Banks see a Significant Drop in Fee Income
Banks across the country saw a steep decline in fee income derived from overdrafts in 2020 likely due to pandemic related stimulus checks that pushed up consumer’s checking account balances. It bounced back somewhat in 2021 but there was another sharp decline in 2022.
Service charges that banks derive from overdrafts hit an all time high in the late 2000’s when the industry collected over $30B annually. In 2022 that number is less than $8B according to a recent report from the Consumer Financial Protection Bureau, a 75% drop in fee income. What happened and what can our industry do?
Consumer spending habits have changed and they are less likely to overdraw their account. Also, debit card regulations changed in 2010 which made banks get confirmation that a consumer wants their debit card paid at point of sale, even though they may not have enough money in their account. This was a great regulation and it gives the consumer a choice on how they want their account handled in the case of an overdraft. It also alleviated the problem for banks when they have to decide what to do in that situation. A win-win situation for consumers and banks.
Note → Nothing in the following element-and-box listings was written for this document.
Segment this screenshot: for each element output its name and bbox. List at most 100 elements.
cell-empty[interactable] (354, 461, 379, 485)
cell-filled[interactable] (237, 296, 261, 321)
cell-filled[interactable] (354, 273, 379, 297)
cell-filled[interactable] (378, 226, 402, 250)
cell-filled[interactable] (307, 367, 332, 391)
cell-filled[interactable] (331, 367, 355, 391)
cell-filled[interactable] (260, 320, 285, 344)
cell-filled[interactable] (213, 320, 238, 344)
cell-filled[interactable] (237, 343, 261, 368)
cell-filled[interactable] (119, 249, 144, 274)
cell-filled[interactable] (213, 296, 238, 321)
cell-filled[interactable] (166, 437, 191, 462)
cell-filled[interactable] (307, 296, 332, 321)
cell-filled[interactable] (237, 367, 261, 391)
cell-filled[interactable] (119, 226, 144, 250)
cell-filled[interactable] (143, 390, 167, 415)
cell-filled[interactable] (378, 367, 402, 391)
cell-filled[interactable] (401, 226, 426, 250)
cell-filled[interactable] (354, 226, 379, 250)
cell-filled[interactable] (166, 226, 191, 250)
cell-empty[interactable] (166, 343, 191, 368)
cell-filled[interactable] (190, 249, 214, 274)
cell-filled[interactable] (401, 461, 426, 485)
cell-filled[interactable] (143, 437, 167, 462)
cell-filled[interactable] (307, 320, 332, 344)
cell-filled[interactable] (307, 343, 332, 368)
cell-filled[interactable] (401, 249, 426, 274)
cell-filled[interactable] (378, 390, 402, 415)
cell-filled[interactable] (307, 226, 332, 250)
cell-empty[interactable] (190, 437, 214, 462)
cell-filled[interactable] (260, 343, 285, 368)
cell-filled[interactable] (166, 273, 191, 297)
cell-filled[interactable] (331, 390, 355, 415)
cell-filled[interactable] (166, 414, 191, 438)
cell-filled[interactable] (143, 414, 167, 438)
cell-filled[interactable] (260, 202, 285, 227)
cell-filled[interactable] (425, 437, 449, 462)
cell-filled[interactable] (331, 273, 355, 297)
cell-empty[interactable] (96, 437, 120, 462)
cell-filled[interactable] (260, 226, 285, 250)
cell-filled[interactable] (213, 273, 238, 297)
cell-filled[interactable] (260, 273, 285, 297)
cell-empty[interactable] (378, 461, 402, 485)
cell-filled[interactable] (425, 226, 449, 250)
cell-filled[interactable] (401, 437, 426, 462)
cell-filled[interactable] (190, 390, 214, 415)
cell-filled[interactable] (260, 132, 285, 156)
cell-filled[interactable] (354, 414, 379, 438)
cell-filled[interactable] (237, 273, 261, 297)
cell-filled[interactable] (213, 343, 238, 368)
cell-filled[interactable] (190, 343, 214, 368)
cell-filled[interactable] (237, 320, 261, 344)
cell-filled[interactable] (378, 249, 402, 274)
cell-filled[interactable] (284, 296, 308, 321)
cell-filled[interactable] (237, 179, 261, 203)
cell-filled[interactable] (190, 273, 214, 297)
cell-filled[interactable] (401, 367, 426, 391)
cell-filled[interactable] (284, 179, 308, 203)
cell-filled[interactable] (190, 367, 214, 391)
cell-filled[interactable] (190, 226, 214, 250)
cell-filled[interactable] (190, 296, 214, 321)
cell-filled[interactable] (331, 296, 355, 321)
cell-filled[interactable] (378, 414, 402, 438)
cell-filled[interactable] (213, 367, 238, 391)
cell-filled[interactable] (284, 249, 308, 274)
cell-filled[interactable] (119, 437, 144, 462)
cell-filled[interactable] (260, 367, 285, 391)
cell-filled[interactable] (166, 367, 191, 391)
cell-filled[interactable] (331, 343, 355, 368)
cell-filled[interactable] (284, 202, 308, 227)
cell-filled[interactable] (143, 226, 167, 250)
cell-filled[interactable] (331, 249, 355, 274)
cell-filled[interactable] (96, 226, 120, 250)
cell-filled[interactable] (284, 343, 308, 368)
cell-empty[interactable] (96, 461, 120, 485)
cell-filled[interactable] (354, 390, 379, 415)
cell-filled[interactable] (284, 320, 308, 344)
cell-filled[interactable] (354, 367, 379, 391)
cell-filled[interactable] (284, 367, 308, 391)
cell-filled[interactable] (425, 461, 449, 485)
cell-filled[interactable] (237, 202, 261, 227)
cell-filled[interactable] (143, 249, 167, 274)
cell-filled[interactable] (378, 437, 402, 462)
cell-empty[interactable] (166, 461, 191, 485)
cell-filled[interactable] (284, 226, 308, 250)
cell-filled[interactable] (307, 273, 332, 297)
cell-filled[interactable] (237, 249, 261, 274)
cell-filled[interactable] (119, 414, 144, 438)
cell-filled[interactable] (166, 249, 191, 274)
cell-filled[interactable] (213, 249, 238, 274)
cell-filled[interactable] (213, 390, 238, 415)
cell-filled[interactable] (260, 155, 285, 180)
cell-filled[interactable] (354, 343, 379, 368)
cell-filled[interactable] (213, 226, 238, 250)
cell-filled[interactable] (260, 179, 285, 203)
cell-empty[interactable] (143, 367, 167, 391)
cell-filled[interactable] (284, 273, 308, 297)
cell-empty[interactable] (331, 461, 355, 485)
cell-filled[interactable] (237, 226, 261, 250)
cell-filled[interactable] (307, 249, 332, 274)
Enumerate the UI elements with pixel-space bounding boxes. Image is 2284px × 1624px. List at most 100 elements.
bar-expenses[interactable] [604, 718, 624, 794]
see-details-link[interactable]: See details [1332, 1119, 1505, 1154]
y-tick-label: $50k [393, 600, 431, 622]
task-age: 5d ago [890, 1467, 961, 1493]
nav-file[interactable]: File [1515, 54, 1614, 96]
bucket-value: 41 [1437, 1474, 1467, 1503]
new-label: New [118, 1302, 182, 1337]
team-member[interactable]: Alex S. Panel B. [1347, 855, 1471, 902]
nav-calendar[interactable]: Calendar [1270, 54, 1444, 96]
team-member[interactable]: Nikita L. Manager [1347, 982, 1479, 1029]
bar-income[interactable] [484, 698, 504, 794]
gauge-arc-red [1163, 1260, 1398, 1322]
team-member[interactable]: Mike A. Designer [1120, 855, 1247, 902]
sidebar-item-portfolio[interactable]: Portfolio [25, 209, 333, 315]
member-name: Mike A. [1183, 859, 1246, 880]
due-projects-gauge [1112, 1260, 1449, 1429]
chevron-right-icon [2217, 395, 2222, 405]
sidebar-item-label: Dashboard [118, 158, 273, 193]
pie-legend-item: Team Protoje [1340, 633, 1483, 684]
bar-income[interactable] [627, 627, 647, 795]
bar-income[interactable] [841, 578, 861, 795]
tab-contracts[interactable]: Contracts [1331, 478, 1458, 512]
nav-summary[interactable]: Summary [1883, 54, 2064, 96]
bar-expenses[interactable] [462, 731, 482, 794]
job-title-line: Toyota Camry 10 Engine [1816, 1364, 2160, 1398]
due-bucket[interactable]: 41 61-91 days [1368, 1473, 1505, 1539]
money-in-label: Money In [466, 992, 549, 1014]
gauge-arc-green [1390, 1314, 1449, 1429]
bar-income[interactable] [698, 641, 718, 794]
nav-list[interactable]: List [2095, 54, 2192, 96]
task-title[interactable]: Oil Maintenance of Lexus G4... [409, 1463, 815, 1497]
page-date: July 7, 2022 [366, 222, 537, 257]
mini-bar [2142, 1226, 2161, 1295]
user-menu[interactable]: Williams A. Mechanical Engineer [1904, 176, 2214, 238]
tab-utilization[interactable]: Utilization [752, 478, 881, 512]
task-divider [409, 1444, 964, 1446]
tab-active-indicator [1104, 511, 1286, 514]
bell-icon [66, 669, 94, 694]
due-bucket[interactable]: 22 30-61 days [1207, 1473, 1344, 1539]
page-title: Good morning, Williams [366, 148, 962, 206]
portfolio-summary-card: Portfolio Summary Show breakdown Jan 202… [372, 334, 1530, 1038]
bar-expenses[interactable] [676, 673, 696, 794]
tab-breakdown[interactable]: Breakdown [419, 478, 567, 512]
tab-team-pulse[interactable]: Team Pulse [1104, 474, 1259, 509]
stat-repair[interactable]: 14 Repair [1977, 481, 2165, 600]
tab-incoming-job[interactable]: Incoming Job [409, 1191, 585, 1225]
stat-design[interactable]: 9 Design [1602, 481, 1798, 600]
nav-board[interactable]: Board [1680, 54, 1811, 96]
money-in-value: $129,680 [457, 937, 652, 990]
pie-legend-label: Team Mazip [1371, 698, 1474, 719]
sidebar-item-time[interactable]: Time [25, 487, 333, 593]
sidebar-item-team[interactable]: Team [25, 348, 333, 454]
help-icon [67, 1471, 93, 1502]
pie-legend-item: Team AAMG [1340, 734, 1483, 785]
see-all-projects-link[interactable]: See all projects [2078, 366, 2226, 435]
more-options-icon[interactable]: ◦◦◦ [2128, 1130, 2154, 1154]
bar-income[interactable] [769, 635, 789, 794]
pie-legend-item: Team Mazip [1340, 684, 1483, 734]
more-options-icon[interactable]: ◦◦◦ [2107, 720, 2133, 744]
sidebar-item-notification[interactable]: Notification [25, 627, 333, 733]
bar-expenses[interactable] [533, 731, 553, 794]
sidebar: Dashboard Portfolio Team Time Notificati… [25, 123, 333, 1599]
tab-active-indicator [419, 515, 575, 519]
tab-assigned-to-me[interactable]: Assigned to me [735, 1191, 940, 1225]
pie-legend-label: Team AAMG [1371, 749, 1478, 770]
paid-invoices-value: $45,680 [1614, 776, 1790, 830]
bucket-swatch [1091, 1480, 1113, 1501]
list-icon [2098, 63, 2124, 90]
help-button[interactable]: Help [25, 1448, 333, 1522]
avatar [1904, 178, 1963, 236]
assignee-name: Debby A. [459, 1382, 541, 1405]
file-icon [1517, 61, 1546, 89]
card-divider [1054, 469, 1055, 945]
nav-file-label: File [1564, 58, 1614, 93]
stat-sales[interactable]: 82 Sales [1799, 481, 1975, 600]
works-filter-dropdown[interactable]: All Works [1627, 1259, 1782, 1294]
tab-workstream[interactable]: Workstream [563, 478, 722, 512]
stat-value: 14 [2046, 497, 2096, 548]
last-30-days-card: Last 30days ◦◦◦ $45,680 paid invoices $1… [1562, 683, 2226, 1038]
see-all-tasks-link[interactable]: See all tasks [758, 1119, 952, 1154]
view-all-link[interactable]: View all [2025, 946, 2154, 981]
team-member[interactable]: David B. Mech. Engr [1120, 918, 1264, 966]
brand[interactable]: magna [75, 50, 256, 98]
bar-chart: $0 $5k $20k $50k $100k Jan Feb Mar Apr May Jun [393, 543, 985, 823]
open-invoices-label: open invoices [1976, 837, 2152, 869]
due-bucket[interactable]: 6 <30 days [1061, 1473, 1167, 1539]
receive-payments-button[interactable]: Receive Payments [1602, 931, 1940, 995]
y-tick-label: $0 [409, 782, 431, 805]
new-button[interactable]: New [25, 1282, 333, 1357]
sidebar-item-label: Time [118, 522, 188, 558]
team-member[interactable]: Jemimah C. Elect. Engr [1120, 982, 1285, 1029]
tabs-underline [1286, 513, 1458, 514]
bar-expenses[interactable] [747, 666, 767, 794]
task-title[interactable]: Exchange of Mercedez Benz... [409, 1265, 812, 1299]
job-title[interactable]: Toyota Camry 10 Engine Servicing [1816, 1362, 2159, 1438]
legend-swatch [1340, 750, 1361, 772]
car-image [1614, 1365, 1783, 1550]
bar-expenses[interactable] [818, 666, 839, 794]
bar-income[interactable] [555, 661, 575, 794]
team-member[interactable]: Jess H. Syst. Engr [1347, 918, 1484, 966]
Bankers for decades have been afraid to charge fees for services received by their customers. An example would be charging a fee for a checking account. Strunk’s Value Checking program has been around since 2011 and over 1,300 financial institutions have implemented it. Very simply, add benefits to all checking accounts and charge a small monthly fee on the account. ID theft protection, roadside assistance, and cell phone coverage are some examples of valuable benefits consumers are paying for elsewhere.